Even on the night Gary was going to propose marriage, I fought him. In my defense, I didn’t know he was going to propose and his timing wasn’t super well thought out. My mom had just me a huge pan of lasagna that I was going to share with my roommates after a particularly tough practice. You guys, my mom can cook up some fierce lasagna. And Gary showed up out of nowhere on a random Tuesday night wanting to take me out to the lake – without stopping for so much as a milkshake first. I nagged him enough that he bought me an Ocean Water from Sonic, but bless his soul, my hangry kicked in full force and I bitched at him from Main Street to Billy’s Branch. In fact, it was so terrible he says he almost reconsidered the proposal. But he asked anyway and  I said “Yes”. With that we agreed to spend our lives together forever.

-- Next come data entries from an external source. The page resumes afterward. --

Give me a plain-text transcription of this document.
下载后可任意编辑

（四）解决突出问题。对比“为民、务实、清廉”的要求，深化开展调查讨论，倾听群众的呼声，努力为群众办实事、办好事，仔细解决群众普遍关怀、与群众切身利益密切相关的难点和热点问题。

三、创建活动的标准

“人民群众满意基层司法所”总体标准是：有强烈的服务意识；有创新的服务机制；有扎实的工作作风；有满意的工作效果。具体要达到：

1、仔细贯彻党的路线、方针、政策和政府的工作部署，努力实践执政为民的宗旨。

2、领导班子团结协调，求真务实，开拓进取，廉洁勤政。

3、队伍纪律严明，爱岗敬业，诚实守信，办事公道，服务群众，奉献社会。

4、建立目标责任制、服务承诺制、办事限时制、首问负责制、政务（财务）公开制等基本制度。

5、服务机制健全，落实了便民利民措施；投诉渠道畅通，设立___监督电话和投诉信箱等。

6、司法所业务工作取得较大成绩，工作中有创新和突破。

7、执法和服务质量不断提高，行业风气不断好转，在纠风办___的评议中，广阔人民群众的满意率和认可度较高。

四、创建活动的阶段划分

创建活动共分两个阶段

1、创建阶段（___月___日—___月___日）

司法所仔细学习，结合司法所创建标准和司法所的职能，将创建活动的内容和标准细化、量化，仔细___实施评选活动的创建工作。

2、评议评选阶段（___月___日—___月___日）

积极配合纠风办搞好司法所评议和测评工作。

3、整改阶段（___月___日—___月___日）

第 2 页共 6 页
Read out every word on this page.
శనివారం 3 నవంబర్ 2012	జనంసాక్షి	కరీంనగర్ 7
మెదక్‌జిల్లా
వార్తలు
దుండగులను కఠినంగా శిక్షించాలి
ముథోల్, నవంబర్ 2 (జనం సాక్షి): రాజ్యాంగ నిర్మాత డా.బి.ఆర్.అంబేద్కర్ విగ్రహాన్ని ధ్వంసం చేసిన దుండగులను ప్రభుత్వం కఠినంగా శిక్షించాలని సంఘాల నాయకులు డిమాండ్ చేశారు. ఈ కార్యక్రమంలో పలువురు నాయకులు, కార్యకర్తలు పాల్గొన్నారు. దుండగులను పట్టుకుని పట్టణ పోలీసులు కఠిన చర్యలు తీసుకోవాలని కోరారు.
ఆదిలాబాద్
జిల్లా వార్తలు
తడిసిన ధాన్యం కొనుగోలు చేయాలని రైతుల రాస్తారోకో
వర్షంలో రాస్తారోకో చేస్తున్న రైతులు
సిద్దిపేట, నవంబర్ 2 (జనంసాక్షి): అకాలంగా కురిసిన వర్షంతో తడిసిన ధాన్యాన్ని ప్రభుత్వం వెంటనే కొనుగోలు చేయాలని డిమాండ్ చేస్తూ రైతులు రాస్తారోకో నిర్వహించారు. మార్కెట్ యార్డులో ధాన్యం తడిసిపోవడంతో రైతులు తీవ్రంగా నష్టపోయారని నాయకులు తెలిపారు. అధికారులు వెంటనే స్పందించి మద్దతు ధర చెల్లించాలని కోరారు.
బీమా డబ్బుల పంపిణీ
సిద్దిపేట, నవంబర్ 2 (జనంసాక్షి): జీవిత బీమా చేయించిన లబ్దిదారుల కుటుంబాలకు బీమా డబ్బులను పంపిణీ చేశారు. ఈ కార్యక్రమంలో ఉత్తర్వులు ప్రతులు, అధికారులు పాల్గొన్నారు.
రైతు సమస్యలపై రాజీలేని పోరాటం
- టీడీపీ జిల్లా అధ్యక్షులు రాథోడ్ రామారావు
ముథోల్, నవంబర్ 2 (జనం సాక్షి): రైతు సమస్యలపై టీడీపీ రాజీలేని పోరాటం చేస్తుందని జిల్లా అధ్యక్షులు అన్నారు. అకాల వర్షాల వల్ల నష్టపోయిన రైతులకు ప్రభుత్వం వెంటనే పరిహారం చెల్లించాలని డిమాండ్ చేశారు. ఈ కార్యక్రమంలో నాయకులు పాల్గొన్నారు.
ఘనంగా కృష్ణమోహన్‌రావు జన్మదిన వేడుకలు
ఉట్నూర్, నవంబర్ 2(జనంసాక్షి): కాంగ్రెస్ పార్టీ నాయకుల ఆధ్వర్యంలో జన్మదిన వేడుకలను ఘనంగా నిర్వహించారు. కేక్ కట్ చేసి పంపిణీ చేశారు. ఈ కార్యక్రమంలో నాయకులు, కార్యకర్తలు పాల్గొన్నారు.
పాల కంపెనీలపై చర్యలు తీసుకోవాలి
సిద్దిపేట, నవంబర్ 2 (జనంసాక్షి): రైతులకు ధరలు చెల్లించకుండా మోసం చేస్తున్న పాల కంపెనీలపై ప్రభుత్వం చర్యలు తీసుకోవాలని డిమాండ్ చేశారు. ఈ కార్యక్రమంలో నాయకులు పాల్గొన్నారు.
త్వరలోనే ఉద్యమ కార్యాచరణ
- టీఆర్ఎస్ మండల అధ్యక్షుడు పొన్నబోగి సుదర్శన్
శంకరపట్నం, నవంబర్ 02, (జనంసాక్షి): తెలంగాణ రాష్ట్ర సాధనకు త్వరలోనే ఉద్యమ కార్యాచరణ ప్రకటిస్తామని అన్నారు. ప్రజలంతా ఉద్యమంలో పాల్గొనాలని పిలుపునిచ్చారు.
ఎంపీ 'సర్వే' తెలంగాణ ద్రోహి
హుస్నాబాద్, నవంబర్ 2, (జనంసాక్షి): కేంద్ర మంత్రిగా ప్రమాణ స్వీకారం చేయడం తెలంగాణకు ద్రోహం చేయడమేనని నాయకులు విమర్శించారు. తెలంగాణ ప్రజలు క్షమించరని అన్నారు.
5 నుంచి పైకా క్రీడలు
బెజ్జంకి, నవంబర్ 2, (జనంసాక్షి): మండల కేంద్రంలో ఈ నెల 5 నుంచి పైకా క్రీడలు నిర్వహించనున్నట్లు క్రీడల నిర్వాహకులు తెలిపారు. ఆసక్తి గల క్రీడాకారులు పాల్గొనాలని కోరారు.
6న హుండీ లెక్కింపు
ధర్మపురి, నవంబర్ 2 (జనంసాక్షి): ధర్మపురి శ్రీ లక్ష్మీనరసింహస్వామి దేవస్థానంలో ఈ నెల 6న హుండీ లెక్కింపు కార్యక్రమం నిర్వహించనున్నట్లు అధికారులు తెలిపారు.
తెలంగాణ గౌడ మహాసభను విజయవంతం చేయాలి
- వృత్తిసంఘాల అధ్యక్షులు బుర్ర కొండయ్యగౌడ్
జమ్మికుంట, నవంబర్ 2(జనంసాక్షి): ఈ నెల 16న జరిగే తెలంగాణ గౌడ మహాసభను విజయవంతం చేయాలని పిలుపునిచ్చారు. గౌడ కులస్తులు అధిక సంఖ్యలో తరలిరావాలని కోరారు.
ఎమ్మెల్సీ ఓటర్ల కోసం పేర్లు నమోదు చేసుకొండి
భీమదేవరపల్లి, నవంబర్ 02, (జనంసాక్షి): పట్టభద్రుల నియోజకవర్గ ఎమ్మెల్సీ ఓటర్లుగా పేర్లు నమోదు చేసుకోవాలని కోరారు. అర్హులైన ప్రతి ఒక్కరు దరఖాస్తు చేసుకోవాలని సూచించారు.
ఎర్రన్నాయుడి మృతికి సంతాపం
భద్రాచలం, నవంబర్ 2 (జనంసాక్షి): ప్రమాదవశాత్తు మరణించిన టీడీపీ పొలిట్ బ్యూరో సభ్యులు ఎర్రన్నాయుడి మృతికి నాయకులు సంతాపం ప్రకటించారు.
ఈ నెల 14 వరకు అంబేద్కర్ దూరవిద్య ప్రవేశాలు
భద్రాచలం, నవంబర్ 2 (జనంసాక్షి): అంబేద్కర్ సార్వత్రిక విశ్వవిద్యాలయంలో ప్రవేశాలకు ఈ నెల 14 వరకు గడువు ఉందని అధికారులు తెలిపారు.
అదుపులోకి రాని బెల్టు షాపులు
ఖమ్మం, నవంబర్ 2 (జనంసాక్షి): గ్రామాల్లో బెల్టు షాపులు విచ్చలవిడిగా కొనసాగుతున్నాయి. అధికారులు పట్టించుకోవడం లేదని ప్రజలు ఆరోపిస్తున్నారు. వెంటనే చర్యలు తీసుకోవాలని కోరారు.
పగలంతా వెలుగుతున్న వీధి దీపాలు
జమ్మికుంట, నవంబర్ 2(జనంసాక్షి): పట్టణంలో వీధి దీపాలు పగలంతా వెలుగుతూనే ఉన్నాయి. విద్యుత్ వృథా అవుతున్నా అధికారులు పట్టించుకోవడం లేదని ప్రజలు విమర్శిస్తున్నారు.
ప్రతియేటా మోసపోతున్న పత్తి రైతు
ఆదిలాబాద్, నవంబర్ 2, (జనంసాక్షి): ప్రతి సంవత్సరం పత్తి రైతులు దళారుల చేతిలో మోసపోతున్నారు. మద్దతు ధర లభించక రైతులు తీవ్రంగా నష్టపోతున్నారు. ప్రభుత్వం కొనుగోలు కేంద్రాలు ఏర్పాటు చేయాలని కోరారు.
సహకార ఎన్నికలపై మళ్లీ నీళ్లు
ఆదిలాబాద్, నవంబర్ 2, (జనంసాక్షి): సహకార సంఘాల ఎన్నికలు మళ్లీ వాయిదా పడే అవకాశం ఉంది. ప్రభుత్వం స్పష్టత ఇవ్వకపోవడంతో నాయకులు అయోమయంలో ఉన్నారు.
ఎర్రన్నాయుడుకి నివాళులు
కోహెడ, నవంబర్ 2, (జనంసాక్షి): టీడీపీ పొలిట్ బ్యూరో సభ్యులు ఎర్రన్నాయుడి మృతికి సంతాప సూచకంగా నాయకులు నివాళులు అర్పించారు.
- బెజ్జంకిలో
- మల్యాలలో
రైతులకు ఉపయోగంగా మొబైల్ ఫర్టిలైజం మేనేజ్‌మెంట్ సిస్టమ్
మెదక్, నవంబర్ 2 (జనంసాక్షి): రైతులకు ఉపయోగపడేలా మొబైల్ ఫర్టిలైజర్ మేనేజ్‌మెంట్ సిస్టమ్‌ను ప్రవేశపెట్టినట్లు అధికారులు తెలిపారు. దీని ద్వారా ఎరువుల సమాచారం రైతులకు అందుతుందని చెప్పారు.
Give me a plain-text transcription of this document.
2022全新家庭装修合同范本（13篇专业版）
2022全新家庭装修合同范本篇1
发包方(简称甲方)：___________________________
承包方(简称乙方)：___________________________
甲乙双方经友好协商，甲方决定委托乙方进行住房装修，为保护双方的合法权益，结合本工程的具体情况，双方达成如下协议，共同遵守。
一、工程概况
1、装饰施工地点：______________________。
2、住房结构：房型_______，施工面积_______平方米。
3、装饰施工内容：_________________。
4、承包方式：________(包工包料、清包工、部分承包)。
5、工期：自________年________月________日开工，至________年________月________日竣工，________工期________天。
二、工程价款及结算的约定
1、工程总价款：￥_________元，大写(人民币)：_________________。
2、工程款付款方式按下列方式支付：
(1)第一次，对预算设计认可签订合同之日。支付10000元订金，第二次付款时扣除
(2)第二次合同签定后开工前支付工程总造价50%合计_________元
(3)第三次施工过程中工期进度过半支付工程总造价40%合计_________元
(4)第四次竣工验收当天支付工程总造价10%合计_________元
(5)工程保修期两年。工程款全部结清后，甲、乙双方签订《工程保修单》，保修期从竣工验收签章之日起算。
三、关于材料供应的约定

Marriage didn’t tame my resistance or natural inclination to fight Gary. Actually, I recall a very nuanced and lengthy conversation regarding whether or not the word “submit” was going to be used in our wedding vows – it wasn’t, by the way. As we struggled with adulthood, our fights increased. My perfect student routine was replaced with a perfect employee complex, coupled with the inability to say “no”. Gary worked two jobs and we rarely saw one another. We spent years fighting over everything from sleep schedules to money woes to dirty laundry (we still haven’t resolved that latter one). Much like our fights in middle school, our arguments were basically just a lot of pointless nagging and grumpy insults. We’ve had a lot of laughs and precious memories, but at the same time it’s not like we’ve been nonstop staring into each other’s’ eyes since 2003.


After throwing our only daughter, Charley Anne, into the mix  in 2008, my resistance turned into defeat. I was too tired to roar as I didn’t have time to fight Gary, the laundry, and my overwhelming mom/wife/teacher/coach guilt. Any and every fight between 2008-2012 was started simply because someone was sleep deprived. End of story. But again, we persisted through the tough toddler years semi-intact.


The past few years have been full of changes: Gary left his job in Morehead and started a new one in Lexington. We left Bath County for Morehead and then on to Mount Sterling. I left the school had been teaching at for 10 years. And most recently, Gary lost his dad. These changes piled on top of the normal stresses of being parents and adults, has not brought out the best in either of us. We have been predispose to a good fight since the day we met. However, our recent fights were angry and mean as we struggled to communicate with each other through the messiness of our lives. Yelling and nagging was easier than patience and understanding. Full disclosure- it was to a point that Charley noticed that her parents fought more than they laughed. Though we have never, ever considered or discussed divorced, Charley was certain lawyers and custody schedules were being worked out. And she even shared this with her guidance counselor. Charley, by the way, is a big fan of the guidance office (I think there is candy involved, or at least a break from class time). We reassured Charley that we were not divorcing, and that we are both just really good at calling out the other.


Lately, with little explanation, the fighting and arguing has settled down. Sometimes, Gary looks at me and asks, “Why are we are getting along so well these days?” I usually say I don’t know, but I actually have a few theories.

One distinct addition to our lives is our podcast, Close Enough. Gary has talked about doing it for awhile, but I would never commit. (Ahem, resistance). Then one Saturday he told me to sit down at his desk and talk into the microphone. (One of the 12 that he has ordered from Amazon). For one hour, once a week, Gary and I sit down together without our phones, without my schoolwork, without his video games, and without Charley. We look at each other and we talk about absolutely nothing. The laughter, the stories and the conversation may not make a bit of sense to anyone else, but us. I don’t think it makes sense to us half the time. For no reason at all, we have bonded over this silly, little podcast. Look, I know. It sounds stupid and corny and cheesy. But, you know, so did all those 4 AM phone conversations when we talked about nothing and everything all at once, while we got to know one another and ultimately became best friends.